Sgt. Rick Blackwood of the Cullman County Sheriff’s Office said a resident on County Road 1641 called in the alarm at 8:33 p.m. after spotting a tiger in her backyard. The witness’ name was not released by the Sheriff’s Office.
Blackwood said Lt. Phillip Patterson and Cpl. Keith Marbut responded to the scene.
"They talked to several neighbors who also saw the tiger," Blackwood said.
They searched the area, he said, but never came in contact with the tiger that Blackwood said was described as a full-grown animal coming to about waist-high on an adult male.
Cullman County Animal Control Officer Tim McKoy said he spent the better part of Friday at the scene, looking for signs of the animal and talking to witnesses.
He said the woman who called in initially described the animal as a Bengal tiger, with reddish-orange coloring and black stripes.
If it is a fully adult male, it could weigh anywhere from 300 to 600 pounds, McKoy said.
He said that he could not find any concrete evidence of the tiger at the scene — no tracks, hair or markings on trees. One reason he might not have found markings, he said, is because many domesticated exotic animals like tigers are usually declawed and have their canine teeth removed. That could affect how the animal would search for food, possibly even causing it to starve, McKoy said.
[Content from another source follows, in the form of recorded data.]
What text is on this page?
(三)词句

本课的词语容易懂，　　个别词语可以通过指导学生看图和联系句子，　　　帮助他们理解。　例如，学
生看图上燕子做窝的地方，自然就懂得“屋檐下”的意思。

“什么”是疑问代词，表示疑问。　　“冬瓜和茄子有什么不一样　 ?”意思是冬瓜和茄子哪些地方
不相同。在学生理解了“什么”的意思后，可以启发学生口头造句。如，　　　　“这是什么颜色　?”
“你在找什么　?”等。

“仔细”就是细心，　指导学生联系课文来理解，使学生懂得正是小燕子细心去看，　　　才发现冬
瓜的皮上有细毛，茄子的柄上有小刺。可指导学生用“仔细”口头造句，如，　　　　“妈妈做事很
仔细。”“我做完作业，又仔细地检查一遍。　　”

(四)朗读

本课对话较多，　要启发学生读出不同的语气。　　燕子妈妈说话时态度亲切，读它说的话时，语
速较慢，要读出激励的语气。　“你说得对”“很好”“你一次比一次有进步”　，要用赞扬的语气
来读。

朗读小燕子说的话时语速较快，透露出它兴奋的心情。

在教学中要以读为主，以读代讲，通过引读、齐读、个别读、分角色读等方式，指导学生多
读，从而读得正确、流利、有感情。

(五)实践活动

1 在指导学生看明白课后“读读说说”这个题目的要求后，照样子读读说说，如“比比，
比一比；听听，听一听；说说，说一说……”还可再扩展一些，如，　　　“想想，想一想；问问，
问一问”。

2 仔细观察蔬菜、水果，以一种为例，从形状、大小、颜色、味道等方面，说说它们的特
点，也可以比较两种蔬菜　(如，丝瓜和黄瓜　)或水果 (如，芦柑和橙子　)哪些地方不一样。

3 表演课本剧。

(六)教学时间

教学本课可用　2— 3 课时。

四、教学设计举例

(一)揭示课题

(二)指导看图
McKoy added that the Bengal tiger is a nocturnal animal, meaning it moves mostly at night.
He said there should be no reason for panic, but people should be aware and keep an eye out for unusual activity with livestock and pets.
He stressed that if anyone should see the animal again, they should not approach it. Nor should they run from it. Slowly back away, he said, and call the Sheriff’s Office or Animal Control.
When it is tracked down, McKoy said officials would first try to either trap the animal or "dart it" with a tranquilizer, which can take one to two minutes to work. More drastic measures could be taken if public safety is at risk.
"Whatever we have to do to catch it, we will," he said.
As to whom the tiger might belong, McKoy and Blackwood said authorities contacted a local man once know to own a tiger, but discovered he sold the animal to a zoo about two years ago. They followed other leads, but could not determine who the owner might be.
Both men urged the owner to make themselves known or let authorities know if the animal is now contained. There are no state laws against owning an exotic animal, McKoy said, though federal paperwork is required.